台北の実業家・ジミーは、18年働き続けた会社の社長を解任され、台南にある実家へ帰省する。
「一休みはより長い旅のため」という父の言葉と、自分の部屋で見つけた昔の写真に背中を押され、最後の仕事として出向いた東京出張から、その足で旅に出る。
目的地の無い、自分を確かめるための旅の中でジミーは、18年前の夏、台南で出会った日本からの旅人・アミのことを追想する。

あぁ、なんて……。
なぜこう藤井道人監督作品に毎回毎回心を打たれるのだろうか。
全くの不意打ちでゴリゴリの地元の風景が写り、20代最後に観た『悪は存在しない』と合わせて、地元が舞台の一つとなった作品で30代の映画の旅を始めることができました。

今作はなんと言っても“旅”という言葉に尽きると思います。
人生という“長い旅”、そのための“一休み”が丁寧に丁寧に描かれていました。
ジミーが旅の中で出会う人々は、アミが一人旅の経由地でジミーと出会ったように、長い旅の中では一瞬であったとしても、とても大切で忘れることのない存在になったんだと思います。

映画全体としても、18年前の台南でジミーとアミに訪れたであろう別れがどのようなものだったのか、そして現代のジミーの旅の目的地など、重要ポイントを気にさせつつ、セリフや描写などはこまめに回収しており、観ている側からしたらワクワクすることも楽しいこともあるけど、その先では何が起こるかわからないという、まさに旅そのもののような作品でした。

あと印象的だったのは時系列ですかね。
スマホとガラケーの着信音やWindowsXP、有線イヤホンとAirPodsなどの時代の変化によってオーバーラップしながら、ランタン祭で18年前のアミと現代のジミーが繋がる。
アミがつけていた「時の流れ」という香水の香りも、作品の序盤ではジミーが旅に出るきっかけの一つとなりつつ、その旅の終着点ではアミが台南で抱いていた想いを知ることとなり、アミと共に過ごした台南での1ヶ月間と、ジミーが夢を叶えるために頑張り続けた18年間を経て、現代のジミーの旅、そしてこれからも続いていくジミーの人生に繋がっていくという、過去と現代、そして未来へと絶えず時は流れていくことを描いていく上でとても重要なキーアイテムになっていたと思います。

演技もとても素晴らしかったですね。
主演のシュー・グァンハンはもちろんのこと、ジミーが旅の途中で出会う人々を演じた道枝駿佑黒木華松重豊黒木瞳と若手から実力派まで多様に俳優陣を揃えていましたが、やはりその中心にはアミを演じた清原果耶の魅力がピッカピカに輝いていましたね。
可愛いだけでも演技力が高いだけでもなく、18歳のジミーを惑わす年上の魔力や、自分の人生を確かめるために旅に出る若人の姿、病気の不安と闘い、そして旅を中断してでも再会を願うほどに恋する姿など、どんな作品に出演しても決して変わらない唯一無二の魅力を如何なく発揮していました。

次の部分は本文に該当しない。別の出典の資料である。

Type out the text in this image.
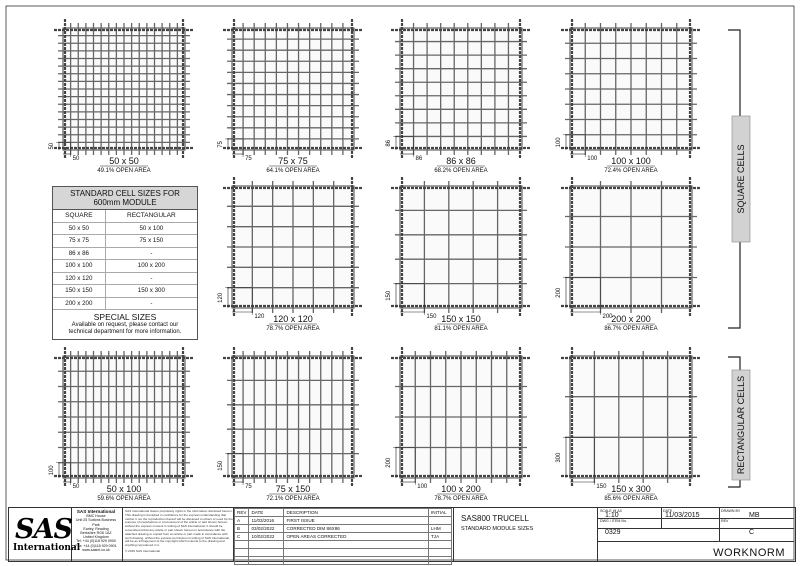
50
50
50 x 50
49.1% OPEN AREA
75
75
75 x 75
64.1% OPEN AREA
86
86
86 x 86
68.2% OPEN AREA
100
100
100 x 100
72.4% OPEN AREA
120
120
120 x 120
78.7% OPEN AREA
150
150
150 x 150
81.1% OPEN AREA
200
200
200 x 200
86.7% OPEN AREA
50
100
50 x 100
59.6% OPEN AREA
75
150
75 x 150
72.1% OPEN AREA
100
200
100 x 200
78.7% OPEN AREA
150
300
150 x 300
85.6% OPEN AREA
SQUARE CELLS
RECTANGULAR CELLS
STANDARD CELL SIZES FOR
600mm MODULE
SQUARE	RECTANGULAR
50 x 50	50 x 100
75 x 75	75 x 150
86 x 86	-
100 x 100	100 x 200
120 x 120	-
150 x 150	150 x 300
200 x 200	-
SPECIAL SIZES
Available on request, please contact our
technical department for more information.
SAS
International
SAS International
BMC House
Unit 25 Suttons Business Park
Earley, Reading
Berkshire RG6 1AZ
United Kingdom
Tel: +44 (0)118 929 0900
Fax: +44 (0)118 929 0901
www.sasint.co.uk
SAS International claims proprietary rights in the information disclosed hereon. This drawing is furnished in confidence for the express understanding that neither it nor the reproduction thereof will be disclosed to others or used for the purpose of manufacture or procurement of the article or part shown hereon without the express consent in writing of SAS International. It should be remembered that any article or part shown hereon in accordance with the attached drawing or copied from an article or part made in accordance with such drawing, without the express permission in writing of SAS International, will be an infringement of the copyright which extends to the drawing and anything reproduced in it.
© 2015 SAS International
REV	DATE	DESCRIPTION	INITIAL
A	11/03/2016	FIRST ISSUE	
B	03/02/2022	CORRECTED DIM 86X86	LHM
C	10/02/2022	OPEN AREAS CORRECTED	TJA

SAS800 TRUCELL
STANDARD MODULE SIZES
SCALE @ A3
1:10
DATE
11/03/2015
DRAWN BY
MB
DWG / ITEM No.
0329
REV
C
WORKNORM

アミにとって長い旅の途中の一休みのはずだったジミーと過ごした時間は、まさに自分自身のことを確かめさせ、“より長い旅”をするため、その先でジミーと再会することを願って、闘病という“一休み”を決断させるに至ったんだと思います。
その結果がたとえ悲しい気持ちで溢れていたとしても、この先も“より長い旅”を続けるジミーの中にアミが生き続けるのだから、大事な“一休み”だったんだろうなぁ……。